Outrageous salaries will always raise a few eyebrows, but the case of the aeronautical giant is not an isolated one. Taking into account inflation, the average earnings of the 100 best-paid CEOs in Canada has doubled in the last 20 years. During that same time, the average salary of regular Canadians has only increased by 9%. Today, our CEOs earn 200 times more than their average employee.

Why do companies agree to pay such high salaries? Because they aspire to attracting the best candidate to lead their company, because many of them are waiting for a saviour… and because these companies never face any consequences for doing so.

If more consumers better understood the gap between executive and employee salaries, would they require companies to be more equitable? In the U.S., the Dodd-Frank Act forces companies to publish their CEO-to-worker ratios. Greater transparency about this financial information could help consumers become more aware.

The disclosure of the pay gap between employers and employees will become obligatory in 2017—if the law survives the new American administration and the Securities and Exchange Commission, which is the federal body that regulates financial markets.

This doesn’t require that the ratio be reflected in the price of consumer goods, but optimists hope that it will put pressure on investors to make companies more accountable for how they remunerate executives. The more cynical among us doubt that there will be any change in consumer behaviour.

And the numbers back this. When asked if they would pay more for products made by companies with a more equitable CEO-to-worker ratio, consumers answered with a resounding affirmative. But these are the same consumers who say they’re ready to pay more for organic or eco-friendly products… but don’t.

The disclosure of this ratio will help companies compare their performance to other companies and within their industries. Less successful companies will have to justify their pay scale in a more transparent way than through vague messages to shareholders.

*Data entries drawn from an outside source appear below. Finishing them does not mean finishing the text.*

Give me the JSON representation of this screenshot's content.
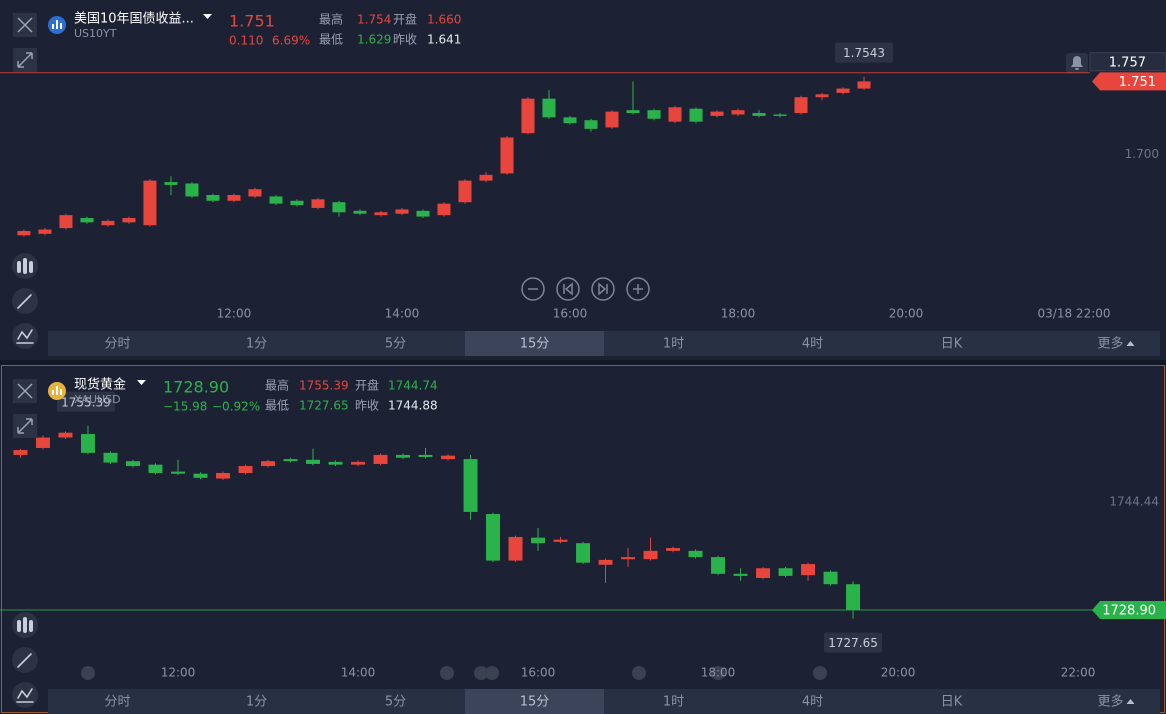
{
  "panels": [
    {
      "name": "美国10年国债收益...",
      "code": "US10YT",
      "price": "1.751",
      "price_color": "#e8453c",
      "change": "0.110",
      "change_pct": "6.69%",
      "change_color": "#e8453c",
      "stats": [
        {
          "label": "最高",
          "value": "1.754",
          "color": "#e8453c"
        },
        {
          "label": "开盘",
          "value": "1.660",
          "color": "#e8453c"
        },
        {
          "label": "最低",
          "value": "1.629",
          "color": "#2ab34a"
        },
        {
          "label": "昨收",
          "value": "1.641",
          "color": "#e6e8ee"
        }
      ],
      "timeframes": [
        "分时",
        "1分",
        "5分",
        "15分",
        "1时",
        "4时",
        "日K",
        "更多"
      ],
      "active_timeframe": "15分"
    },
    {
      "name": "现货黄金",
      "code": "XAUUSD",
      "price": "1728.90",
      "price_color": "#2ab34a",
      "change": "−15.98",
      "change_pct": "−0.92%",
      "change_color": "#2ab34a",
      "stats": [
        {
          "label": "最高",
          "value": "1755.39",
          "color": "#e8453c"
        },
        {
          "label": "开盘",
          "value": "1744.74",
          "color": "#2ab34a"
        },
        {
          "label": "最低",
          "value": "1727.65",
          "color": "#2ab34a"
        },
        {
          "label": "昨收",
          "value": "1744.88",
          "color": "#e6e8ee"
        }
      ],
      "timeframes": [
        "分时",
        "1分",
        "5分",
        "15分",
        "1时",
        "4时",
        "日K",
        "更多"
      ],
      "active_timeframe": "15分"
    }
  ],
  "chart_data": [
    {
      "type": "candlestick",
      "up_color": "#e8453c",
      "down_color": "#2ab34a",
      "open": [
        1.644,
        1.645,
        1.649,
        1.656,
        1.651,
        1.653,
        1.651,
        1.681,
        1.68,
        1.672,
        1.668,
        1.671,
        1.671,
        1.668,
        1.663,
        1.667,
        1.661,
        1.658,
        1.659,
        1.661,
        1.658,
        1.667,
        1.682,
        1.687,
        1.715,
        1.739,
        1.726,
        1.724,
        1.719,
        1.731,
        1.731,
        1.723,
        1.732,
        1.727,
        1.728,
        1.729,
        1.728,
        1.729,
        1.74,
        1.743,
        1.746
      ],
      "high": [
        1.648,
        1.649,
        1.659,
        1.657,
        1.655,
        1.657,
        1.683,
        1.685,
        1.681,
        1.673,
        1.673,
        1.677,
        1.672,
        1.669,
        1.67,
        1.668,
        1.662,
        1.661,
        1.663,
        1.662,
        1.667,
        1.683,
        1.688,
        1.713,
        1.74,
        1.745,
        1.727,
        1.725,
        1.731,
        1.751,
        1.732,
        1.734,
        1.733,
        1.731,
        1.732,
        1.731,
        1.729,
        1.741,
        1.743,
        1.747,
        1.7543
      ],
      "low": [
        1.643,
        1.644,
        1.648,
        1.652,
        1.65,
        1.652,
        1.65,
        1.672,
        1.67,
        1.667,
        1.667,
        1.67,
        1.665,
        1.664,
        1.662,
        1.657,
        1.658,
        1.657,
        1.658,
        1.656,
        1.657,
        1.666,
        1.681,
        1.686,
        1.714,
        1.725,
        1.721,
        1.716,
        1.718,
        1.728,
        1.724,
        1.722,
        1.722,
        1.726,
        1.727,
        1.726,
        1.726,
        1.728,
        1.738,
        1.742,
        1.745
      ],
      "close": [
        1.647,
        1.648,
        1.658,
        1.653,
        1.654,
        1.656,
        1.682,
        1.679,
        1.671,
        1.668,
        1.672,
        1.676,
        1.666,
        1.665,
        1.669,
        1.66,
        1.659,
        1.66,
        1.662,
        1.657,
        1.666,
        1.682,
        1.686,
        1.712,
        1.739,
        1.726,
        1.722,
        1.718,
        1.73,
        1.729,
        1.725,
        1.733,
        1.723,
        1.73,
        1.731,
        1.727,
        1.727,
        1.74,
        1.742,
        1.746,
        1.751
      ],
      "xlim": [
        -1.14,
        50.76
      ],
      "xticks": [
        {
          "value": 10,
          "label": "12:00"
        },
        {
          "value": 18,
          "label": "14:00"
        },
        {
          "value": 26,
          "label": "16:00"
        },
        {
          "value": 34,
          "label": "18:00"
        },
        {
          "value": 42,
          "label": "20:00"
        },
        {
          "value": 50,
          "label": "03/18 22:00"
        }
      ],
      "ylim": [
        1.599,
        1.777
      ],
      "yticks": [
        {
          "value": 1.7,
          "label": "1.700"
        }
      ],
      "last_price": 1.751,
      "crosshair": 1.757,
      "high_marker": 1.7543
    },
    {
      "type": "candlestick",
      "up_color": "#e8453c",
      "down_color": "#2ab34a",
      "open": [
        1751.2,
        1752.2,
        1753.7,
        1754.2,
        1751.5,
        1750.3,
        1749.8,
        1748.8,
        1748.5,
        1747.8,
        1748.6,
        1749.6,
        1750.6,
        1750.5,
        1750.2,
        1749.8,
        1749.9,
        1751.2,
        1751.2,
        1750.6,
        1750.6,
        1742.7,
        1736.0,
        1739.3,
        1738.7,
        1738.5,
        1735.4,
        1736.2,
        1736.2,
        1737.4,
        1737.4,
        1736.5,
        1734.1,
        1733.5,
        1734.9,
        1733.9,
        1734.4,
        1732.6
      ],
      "high": [
        1752.1,
        1754.0,
        1754.6,
        1755.39,
        1751.7,
        1750.5,
        1750.0,
        1750.5,
        1748.7,
        1748.8,
        1749.8,
        1750.5,
        1750.8,
        1752.1,
        1750.4,
        1750.4,
        1751.4,
        1751.4,
        1752.2,
        1751.3,
        1751.2,
        1742.9,
        1739.6,
        1740.7,
        1739.4,
        1738.7,
        1736.3,
        1737.8,
        1739.3,
        1738.0,
        1737.6,
        1736.7,
        1734.9,
        1735.1,
        1735.1,
        1735.7,
        1734.6,
        1733.0
      ],
      "low": [
        1750.8,
        1752.0,
        1753.5,
        1751.3,
        1749.9,
        1749.4,
        1748.4,
        1748.3,
        1747.7,
        1747.6,
        1748.4,
        1749.4,
        1750.1,
        1749.7,
        1749.6,
        1749.6,
        1749.7,
        1750.6,
        1750.7,
        1750.4,
        1741.9,
        1735.8,
        1735.8,
        1737.4,
        1738.5,
        1735.5,
        1732.8,
        1735.1,
        1736.0,
        1737.2,
        1736.3,
        1733.9,
        1733.1,
        1733.3,
        1733.6,
        1733.1,
        1732.4,
        1727.65
      ],
      "close": [
        1751.9,
        1753.7,
        1754.4,
        1751.5,
        1750.1,
        1749.6,
        1748.6,
        1748.5,
        1747.9,
        1748.6,
        1749.6,
        1750.3,
        1750.3,
        1749.9,
        1749.8,
        1750.2,
        1751.2,
        1750.8,
        1750.9,
        1751.1,
        1743.0,
        1736.0,
        1739.4,
        1738.5,
        1739.0,
        1735.7,
        1736.1,
        1736.5,
        1737.4,
        1737.8,
        1736.5,
        1734.1,
        1733.8,
        1734.9,
        1733.8,
        1735.5,
        1732.6,
        1728.9
      ],
      "xlim": [
        -0.91,
        47.53
      ],
      "xticks": [
        {
          "value": 7,
          "label": "12:00"
        },
        {
          "value": 15,
          "label": "14:00"
        },
        {
          "value": 23,
          "label": "16:00"
        },
        {
          "value": 31,
          "label": "18:00"
        },
        {
          "value": 39,
          "label": "20:00"
        },
        {
          "value": 47,
          "label": "22:00"
        }
      ],
      "ylim": [
        1721.7,
        1759.1
      ],
      "yticks": [
        1744.44
      ],
      "last_price": {
        "value": 1728.9,
        "label": "1728.90"
      },
      "high_marker": 1755.39,
      "low_marker": 1727.65
    }
  ]
}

Will being a company with a more equitable CEO-to-worker ratio serve the brand? Or, on the contrary, will massive executive earnings sink the brand? In the case of Bombardier, the brand took another blow. With all due respect to CEO Alain Bellemare, this goes beyond a communications mis-step. And with disclosure, a growing number of companies will have to reconcile themselves to engaging in this new kind of communication.

Companies that already enjoy great popularity will logically want to post a better CEO-to-worker ratio, for fear of losing their status. However, according to a study by Nader T. Tavassoli at the London Business School, executives demand higher salaries when taking the helm of less popular companies. It’s precisely because a brand is well-loved that it can reduce the gap between executive and employee salaries, and not the other way around.

With its reputation in freefall, will Bombardier be able to boost its executive salaries once more next year? If so, it shouldn’t come as a surprise to anyone.